Die Rechtsprechung hat dennoch schon häufig Angeklagte für das Tragen des Schriftzugs im Rahmen von Demonstrationen oder Fußballspielen verurteilt, mit der Begründung, dass den Angeklagten klar gewesen sei, dass sich an der Örtlichkeit Polizisten aufhalten würden, und sich die Beleidigung somit individuell (nur) gegen die anwesenden Polizisten gerichtet hätte.

 

Dieser Praxis erteilte das Bundesverfassungsgericht eine Absage: Das bloße Tragen eines solchen Schriftzugs ACAB reiche nicht aus. Es sei verfassungsrechtlich nicht zulässig, eine auf alle Angehörigen einer großen, unüberschaubaren Gruppe bezogene Äußerung allein deshalb auf einen bestimmbaren Personenkreis gerichtet zu sehen, nur weil diese Teilgruppe gerade anwesend war.

 

Genau aus diesem Grund hat das Bundesverfassungsgericht die Verfassungsbeschwerde des Fußballfans aus dem Ausgangsfall, der wegen des Tragens seiner Hose verurteilt worden war, für begründet erachtet und die Verurteilung aufgehoben.

 

Konkrete Beleidigung einzelner Polizisten

Anders dagegen sieht es aus, wenn sich jemand bewusst in die Nähe gerade bestimmter Polizisten begibt, um sie mit dem Schriftzug zu konfrontieren. Dann – und nur dann – ist die Äußerung konkret gegen einzelne Personen gerichtet und als Beleidigung strafbar. Hierzu muss das Gericht in seinem Urteil allerdings ausreichende Feststellungen treffen, was oft unterbleibt.

 

Einige Beispiele aus der Rechtsprechung:

 

Das Landgericht sprach gegenüber dem Betroffenen eine Verwarnung mit Strafvorbehalt aus, da er während eines Fußballspiels in Karlsruhe mit anderen Fans gemeinsam ein Banner mit der Aufschrift ACAB in die Höhe gehalten hatte. Die Verfassungsbeschwerde gegen das Urteil hatte Erfolg – das Bundesverfassungsgericht sah im bloßen Hochhalten keine ausreichende Konkretisierung auf bestimmte Polizisten. 

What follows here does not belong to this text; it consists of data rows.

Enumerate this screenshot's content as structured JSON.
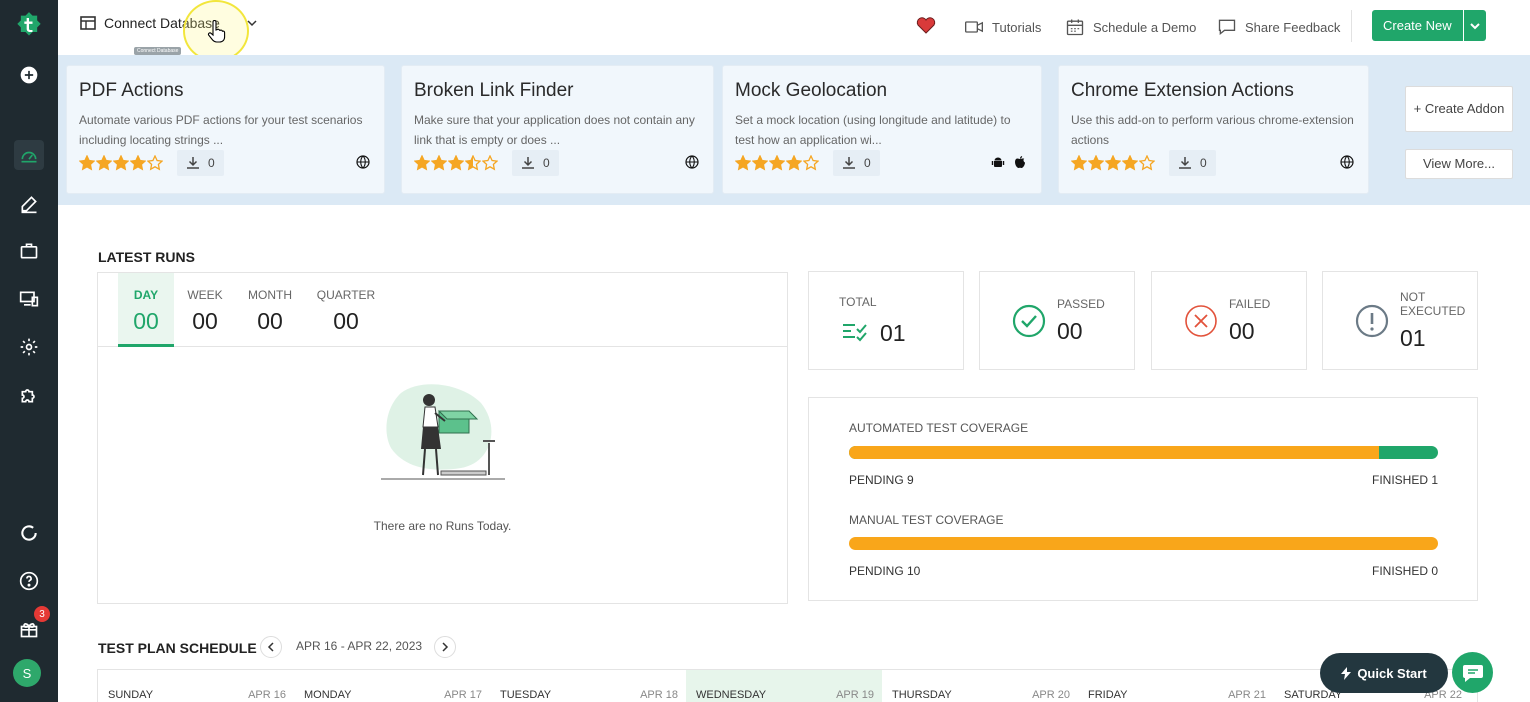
{
  "header": {
    "project_name": "Connect Database",
    "project_tooltip": "Connect Database",
    "tutorials": "Tutorials",
    "schedule_demo": "Schedule a Demo",
    "share_feedback": "Share Feedback",
    "create_new": "Create New"
  },
  "sidebar": {
    "notification_count": "3",
    "user_initial": "S"
  },
  "addons": [
    {
      "title": "PDF Actions",
      "description": "Automate various PDF actions for your test scenarios including locating strings ...",
      "rating": 4,
      "downloads": "0",
      "platforms": [
        "web"
      ]
    },
    {
      "title": "Broken Link Finder",
      "description": "Make sure that your application does not contain any link that is empty or does ...",
      "rating": 3.5,
      "downloads": "0",
      "platforms": [
        "web"
      ]
    },
    {
      "title": "Mock Geolocation",
      "description": "Set a mock location (using longitude and latitude) to test how an application wi...",
      "rating": 4,
      "downloads": "0",
      "platforms": [
        "android",
        "apple"
      ]
    },
    {
      "title": "Chrome Extension Actions",
      "description": "Use this add-on to perform various chrome-extension actions",
      "rating": 4,
      "downloads": "0",
      "platforms": [
        "web"
      ]
    }
  ],
  "addon_actions": {
    "create_addon": "+ Create Addon",
    "view_more": "View More..."
  },
  "latest_runs": {
    "title": "LATEST RUNS",
    "tabs": [
      {
        "label": "DAY",
        "value": "00"
      },
      {
        "label": "WEEK",
        "value": "00"
      },
      {
        "label": "MONTH",
        "value": "00"
      },
      {
        "label": "QUARTER",
        "value": "00"
      }
    ],
    "empty_message": "There are no Runs Today."
  },
  "stats": {
    "total": {
      "label": "TOTAL",
      "value": "01"
    },
    "passed": {
      "label": "PASSED",
      "value": "00"
    },
    "failed": {
      "label": "FAILED",
      "value": "00"
    },
    "not_executed": {
      "label": "NOT EXECUTED",
      "value": "01"
    }
  },
  "coverage": {
    "automated": {
      "label": "AUTOMATED TEST COVERAGE",
      "pending": "PENDING 9",
      "finished": "FINISHED 1",
      "pending_fraction": 0.9
    },
    "manual": {
      "label": "MANUAL TEST COVERAGE",
      "pending": "PENDING 10",
      "finished": "FINISHED 0",
      "pending_fraction": 1.0
    }
  },
  "test_plan": {
    "title": "TEST PLAN SCHEDULE",
    "range": "APR 16 - APR 22, 2023",
    "days": [
      {
        "name": "SUNDAY",
        "date": "APR 16"
      },
      {
        "name": "MONDAY",
        "date": "APR 17"
      },
      {
        "name": "TUESDAY",
        "date": "APR 18"
      },
      {
        "name": "WEDNESDAY",
        "date": "APR 19",
        "today": true
      },
      {
        "name": "THURSDAY",
        "date": "APR 20"
      },
      {
        "name": "FRIDAY",
        "date": "APR 21"
      },
      {
        "name": "SATURDAY",
        "date": "APR 22"
      }
    ]
  },
  "quick_start": "Quick Start",
  "colors": {
    "brand_green": "#20a66a",
    "pending_orange": "#f9a61a",
    "star": "#f5a623"
  }
}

(BVerfG (3. Kammer des 1. Senats), Beschl. v. 17.5.2016 – 1 BvR 2150/14)

 

Ein weiterer Fußballfan trug eine Weste mit Aufnähern mit dem Aufdruck „ACAB“ und „1312“, wodurch sich die Polizeibeamten, die dies bei der Einlasskontrolle sahen, beleidigt fühlten. Er wurde dafür verurteilt und legte Verfassungsbeschwerde ein. Auch hier entschied das Bundesverfassungsgericht zu seinen Gunsten.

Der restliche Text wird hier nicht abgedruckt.